In part of Europe, particularly Spain, inclusion of amoxicillin or ampicillin seems to be important, as there appears to be a large population of patients who are selectively allergic to these semi-synthetic penicillins (and tolerant to penicillin itself). In other words, skin testing these patients with just Pre-Pen, pcn G, and MDM (without amox/amp) would miss identifying them as allergic. In the US, on the other hand, the situation is quite a bit different in that selective IgE-mediated allergy to amoxicillin or ampicillin is rare. Kaiser San Diego, Mayo and Louis Mendelson's practice (CT Asthma and Allergy) have the largest groups of patients who have undergo pcn skin testing. In published studies (and via personal communication), they have shown that only 7/5,006 (CT), 5/1,429 (Kaiser SD) and 2/1,759 (Mayo) patients were skin test-positive ONLY to amox/amp. The denominator in these fractions is the total # of patients who underwent skin testing. The skin test positive rate ranged between 5-10% or so, meaning that the vast majority of skin test-positive patients were positive to Pre-Pen, pcn G or MDM.

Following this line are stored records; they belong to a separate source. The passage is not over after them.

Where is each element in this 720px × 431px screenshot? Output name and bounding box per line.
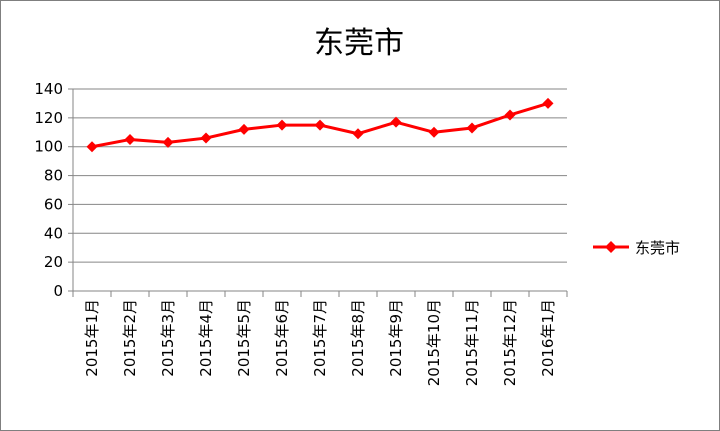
x-tick-label: 2015年3月: [159, 299, 177, 377]
data-point-marker: [200, 132, 212, 144]
y-tick-label: 0: [53, 282, 63, 300]
data-point-marker: [162, 136, 174, 148]
data-point-marker: [542, 97, 554, 109]
x-tick-label: 2015年2月: [121, 299, 139, 377]
data-point-marker: [428, 126, 440, 138]
data-point-marker: [276, 119, 288, 131]
y-tick-label: 60: [44, 195, 63, 213]
data-point-marker: [124, 134, 136, 145]
x-tick-label: 2015年12月: [501, 299, 519, 386]
y-tick-label: 20: [44, 253, 63, 271]
legend-marker: [605, 241, 617, 253]
legend-label: 东莞市: [635, 239, 680, 257]
x-tick-label: 2015年4月: [197, 299, 215, 377]
chart-title: 东莞市: [314, 26, 404, 61]
legend: 东莞市: [593, 239, 680, 257]
x-tick-label: 2015年1月: [83, 299, 101, 377]
x-tick-label: 2015年5月: [235, 299, 253, 377]
x-tick-label: 2015年9月: [387, 299, 405, 377]
y-tick-label: 100: [34, 138, 63, 156]
gridlines: [73, 88, 567, 292]
data-point-marker: [352, 128, 364, 140]
x-tick-label: 2015年7月: [311, 299, 329, 377]
axes: 0 20 40 60 80 100 120 140 2015年1月 2015年2月 2015年3月 2…: [34, 80, 568, 386]
data-point-marker: [466, 122, 478, 134]
y-tick-label: 40: [44, 224, 63, 242]
data-point-marker: [86, 141, 98, 153]
data-point-marker: [504, 109, 516, 121]
data-point-marker: [238, 123, 250, 135]
data-point-marker: [314, 119, 326, 131]
series-layer: [86, 97, 554, 153]
x-tick-label: 2015年11月: [463, 299, 481, 386]
y-tick-label: 120: [34, 109, 63, 127]
data-point-marker: [390, 116, 402, 128]
x-tick-label: 2015年6月: [273, 299, 291, 377]
y-tick-label: 140: [34, 80, 63, 98]
x-tick-label: 2015年8月: [349, 299, 367, 377]
x-tick-label: 2015年10月: [425, 299, 443, 386]
y-tick-label: 80: [44, 167, 63, 185]
x-tick-label: 2016年1月: [539, 299, 557, 377]
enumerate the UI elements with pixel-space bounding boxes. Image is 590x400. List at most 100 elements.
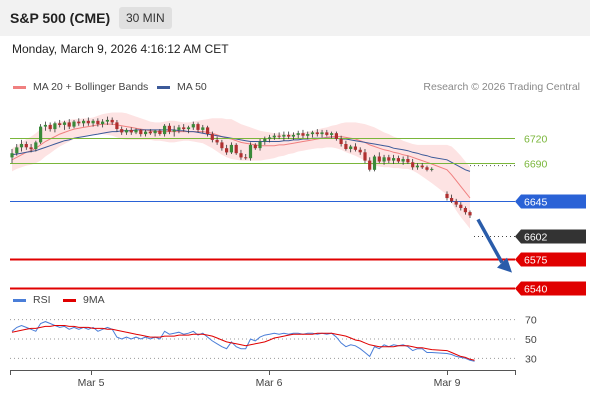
legend-rsi: RSI: [13, 294, 51, 306]
candle-body: [234, 144, 238, 154]
time-axis-label: Mar 6: [256, 377, 283, 389]
candle-body: [19, 144, 24, 148]
candle-body: [167, 125, 171, 132]
candle-body: [320, 132, 324, 135]
candle-body: [468, 212, 472, 216]
candle-body: [82, 120, 86, 124]
candle-body: [148, 131, 152, 134]
candle-body: [144, 131, 148, 135]
candle-body: [196, 124, 200, 130]
candle-body: [24, 144, 28, 148]
rsi-legend-label: RSI: [33, 294, 51, 306]
candle-body: [239, 153, 243, 158]
level-tag-6602: [515, 229, 586, 244]
candle-body: [29, 147, 33, 150]
candle-body: [301, 133, 305, 136]
candle-body: [450, 198, 454, 202]
candle-body: [129, 129, 133, 133]
bollinger-legend-label: MA 20 + Bollinger Bands: [33, 81, 149, 93]
rsi-ma-swatch: [63, 298, 76, 302]
candle-body: [62, 122, 67, 125]
candle-body: [349, 146, 353, 149]
rsi-tick-label: 30: [525, 353, 537, 365]
candle-body: [353, 146, 357, 150]
candle-body: [53, 123, 57, 130]
candle-body: [58, 123, 62, 125]
candle-body: [344, 144, 348, 149]
candle-body: [315, 132, 319, 135]
candle-body: [377, 156, 381, 162]
candle-body: [220, 142, 224, 149]
candle-body: [39, 126, 43, 143]
candle-body: [253, 144, 257, 149]
level-label-6602: 6602: [524, 232, 548, 244]
candle-body: [287, 134, 291, 137]
candle-body: [86, 120, 90, 124]
candle-body: [48, 124, 52, 130]
candle-body: [186, 127, 191, 130]
bollinger-swatch: [13, 85, 26, 89]
ma50-swatch: [157, 85, 170, 89]
legend-ma50: MA 50: [157, 81, 207, 93]
candle-body: [101, 121, 105, 125]
candle-body: [420, 165, 424, 168]
timestamp: Monday, March 9, 2026 4:16:12 AM CET: [12, 42, 229, 56]
candle-body: [387, 157, 391, 161]
candle-body: [124, 129, 129, 133]
candle-body: [229, 144, 233, 153]
forecast-arrow-head: [497, 257, 512, 273]
candle-body: [445, 193, 449, 199]
candle-body: [172, 129, 176, 132]
rsi-ma-line: [11, 325, 475, 361]
candle-body: [67, 122, 71, 127]
candle-body: [182, 127, 186, 130]
candle-body: [368, 160, 372, 170]
candle-body: [177, 127, 181, 130]
rsi-tick-label: 50: [525, 334, 537, 346]
candle-body: [339, 139, 343, 144]
candle-body: [382, 157, 386, 162]
rsi-swatch: [13, 298, 26, 302]
candle-body: [258, 141, 262, 149]
level-label-6690: 6690: [524, 159, 548, 171]
candle-body: [277, 135, 281, 137]
candle-body: [296, 133, 300, 135]
candle-body: [306, 134, 310, 136]
candle-body: [263, 139, 267, 142]
time-axis-label: Mar 5: [78, 377, 105, 389]
instrument-title: S&P 500 (CME): [10, 10, 111, 26]
candle-body: [454, 201, 458, 205]
candle-body: [396, 158, 400, 162]
candle-body: [91, 120, 95, 124]
legend-bollinger: MA 20 + Bollinger Bands: [13, 81, 148, 93]
candle-body: [248, 144, 253, 159]
header-bar: S&P 500 (CME) 30 MIN: [0, 0, 590, 36]
candle-body: [34, 142, 38, 149]
time-axis-label: Mar 9: [434, 377, 461, 389]
candle-body: [105, 119, 109, 122]
candle-body: [110, 119, 114, 123]
ma50-legend-label: MA 50: [177, 81, 207, 93]
candle-body: [244, 157, 248, 159]
candle-body: [158, 130, 162, 134]
candle-body: [310, 132, 315, 135]
bollinger-band: [12, 112, 470, 229]
candle-body: [139, 129, 143, 135]
candle-body: [330, 133, 334, 135]
candle-body: [201, 127, 205, 130]
rsi-ma-legend-label: 9MA: [83, 294, 105, 306]
candle-body: [215, 139, 219, 143]
level-tag-6575: [515, 252, 586, 267]
candle-body: [225, 148, 229, 153]
candle-body: [459, 204, 463, 208]
forecast-arrow-shaft: [476, 218, 504, 264]
candle-body: [134, 129, 138, 133]
candle-body: [272, 135, 276, 138]
rsi-tick-label: 70: [525, 315, 537, 327]
timeframe-button[interactable]: 30 MIN: [119, 7, 172, 29]
research-credit: Research © 2026 Trading Central: [423, 81, 580, 93]
candle-body: [77, 121, 81, 124]
candle-body: [358, 149, 362, 153]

In terms of allergy to clavulanic acid, this has been felt to be rare, but the recent report in JACI (referenced by Dr. Lieberman) suggests it might be more common than we thougt. However, this report is also from Europe so it remains to be seen how it translates to patients in the US. Lastly, a word of caution regarding tables categorizing beta-lactams in Pichichero's articles, such as Table 6 mentioned below. These are grouping based on similar, not identical, R-group side chains. No one has ever demonstrated that there is increased allergic cross-reactivity due to similar R-group side chains. There are 3 published reports (challenge-proven, not just based on positive testing) showing increased rate of allergic cross-reactivity between a penicillin and cephalosporin that share identical side chains - amoxicillin/cefadroxil (2 reports) and ampicillin/cephalexin (1 report). Also, there are a couple of case reports of patients with selective allergy to ceftazadime/aztreonam (which share an identical R-group side chain) and tolerance to other beta-lactams. Hope that is helpful.